Faktor Ini Bikin Bursa Saham Indonesia Masih Menarik

Sejumlah faktor yang mendukung bursa saham Indonesia itu antara lain kenaikan harga batu bara.

Liputan6.com, Jakarta - Bursa saham Indonesia dinilai masih menonjol dan berprospek positif yang didukung sejumlah faktor. Salah satunya harga komoditas.

Mengutip riset PT Ashmore Asset Management Indonesia, ditulis Minggu (24/7/2022), sejumlah faktor yang mendukung bursa saham Indonesia itu antara lain kenaikan harga batu bara di tengah permintaan dari pasar Eropa yang meningkat mengingat risiko krisis energi saat memasuki musim dingin pada kuartal IV 2022.

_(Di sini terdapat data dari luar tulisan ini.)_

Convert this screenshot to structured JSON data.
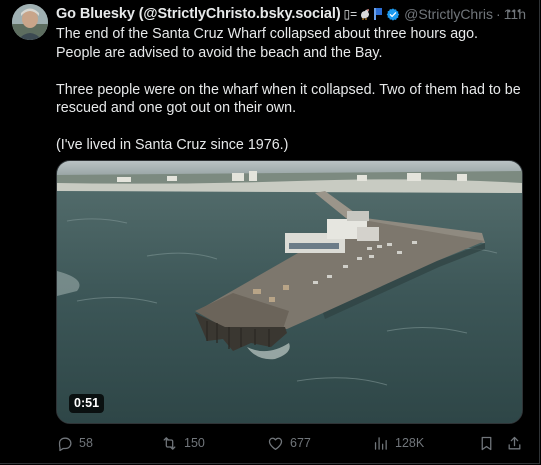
{
  "post": {
    "author": {
      "display_name": "Go Bluesky (@StrictlyChristo.bsky.social)",
      "name_suffix": "▯=",
      "handle": "@StrictlyChris",
      "separator": "·",
      "time": "11h"
    },
    "text": {
      "paragraph1": "The end of the Santa Cruz Wharf collapsed about three hours ago. People are advised to avoid the beach and the Bay.",
      "paragraph2": "Three people were on the wharf when it collapsed. Two of them had to be rescued and one got out on their own.",
      "paragraph3": "(I've lived in Santa Cruz since 1976.)"
    },
    "media": {
      "type": "video",
      "duration": "0:51"
    },
    "stats": {
      "replies": "58",
      "reposts": "150",
      "likes": "677",
      "views": "128K"
    }
  },
  "icons": {
    "more": "more-icon",
    "verified": "verified-badge-icon",
    "reply": "reply-icon",
    "repost": "repost-icon",
    "like": "heart-icon",
    "views": "views-icon",
    "bookmark": "bookmark-icon",
    "share": "share-icon"
  },
  "colors": {
    "background": "#000000",
    "text_primary": "#e7e9ea",
    "text_secondary": "#71767b",
    "verified": "#1d9bf0",
    "border": "#2f3336"
  }
}
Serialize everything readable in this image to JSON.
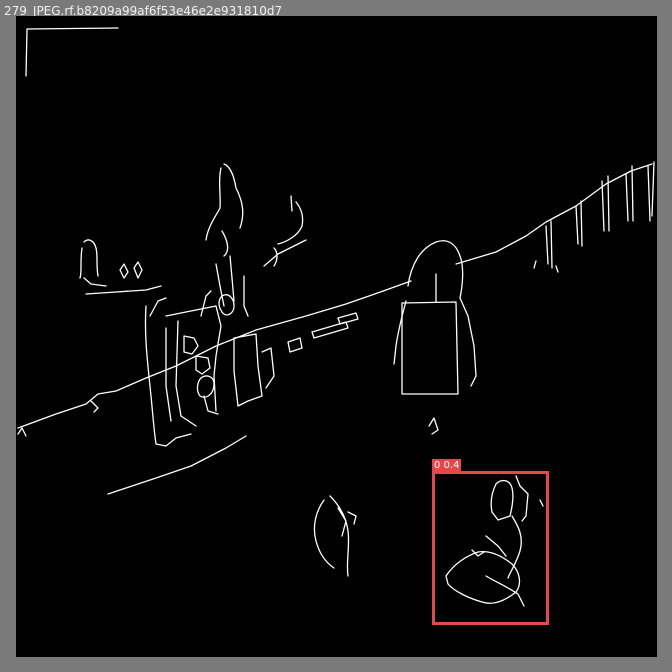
{
  "image": {
    "filename": "279_JPEG.rf.b8209a99af6f53e46e2e931810d7"
  },
  "detections": [
    {
      "label": "0 0.4",
      "color": "#e8474a"
    }
  ],
  "colors": {
    "frame": "#7a7a7a",
    "canvas": "#000000",
    "edges": "#ffffff",
    "box": "#e8474a"
  }
}
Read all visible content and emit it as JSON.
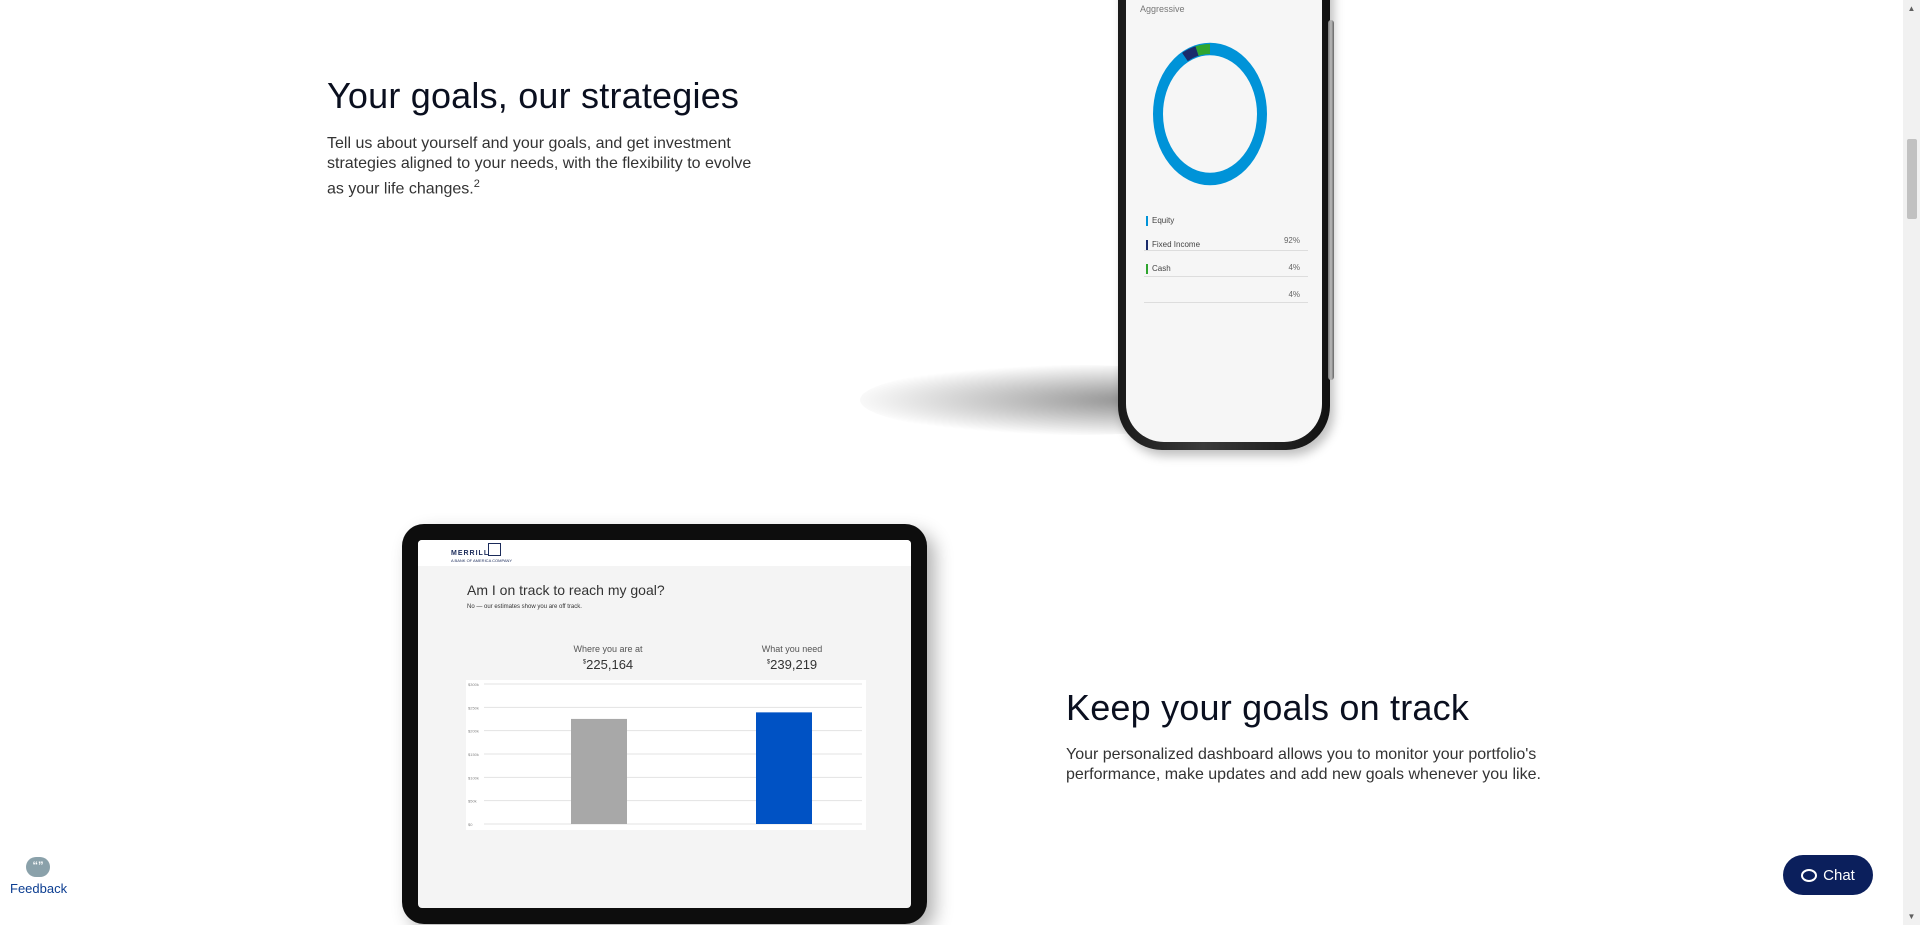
{
  "section1": {
    "heading": "Your goals, our strategies",
    "body": "Tell us about yourself and your goals, and get investment strategies aligned to your needs, with the flexibility to evolve as your life changes.",
    "footnote": "2"
  },
  "phone": {
    "risk_label": "Aggressive",
    "allocation": [
      {
        "label": "Equity",
        "value": "92%",
        "color": "#0093d8"
      },
      {
        "label": "Fixed Income",
        "value": "4%",
        "color": "#1b2b6b"
      },
      {
        "label": "Cash",
        "value": "4%",
        "color": "#2fa52f"
      }
    ]
  },
  "tablet": {
    "brand": "MERRILL",
    "brand_sub": "A BANK OF AMERICA COMPANY",
    "question": "Am I on track to reach my goal?",
    "answer": "No — our estimates show you are off track.",
    "where_label": "Where you are at",
    "where_value": "225,164",
    "need_label": "What you need",
    "need_value": "239,219",
    "currency": "$"
  },
  "chart_data": {
    "type": "bar",
    "categories": [
      "Where you are at",
      "What you need"
    ],
    "values": [
      225164,
      239219
    ],
    "colors": [
      "#a8a8a8",
      "#0052c4"
    ],
    "yticks": [
      "$0",
      "$50k",
      "$100k",
      "$150k",
      "$200k",
      "$250k",
      "$300k"
    ],
    "ylim": [
      0,
      300000
    ],
    "grid": true
  },
  "section2": {
    "heading": "Keep your goals on track",
    "body": "Your personalized dashboard allows you to monitor your portfolio's performance, make updates and add new goals whenever you like."
  },
  "feedback": {
    "label": "Feedback",
    "icon_glyph": "“”",
    "icon": "feedback-quote-icon"
  },
  "chat": {
    "label": "Chat",
    "icon": "chat-bubble-icon"
  },
  "scrollbar": {
    "up_glyph": "▲",
    "down_glyph": "▼"
  }
}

Hal ini sebagai bantalan ke Indonesia dari kebangkitan risiko eksternal. Selain itu, Indonesia juga memiliki keseimbangan arus positif dan menurunkan saldo defisit fiskal. Kemudian secara bertahap ada perbedaan kepemilikan antara investor ritel dan institusional di pasar saham Indonesia. Per Juni 2022, rekor tertinggi kepemilikan ritel domestik sektiar 41,3 persen.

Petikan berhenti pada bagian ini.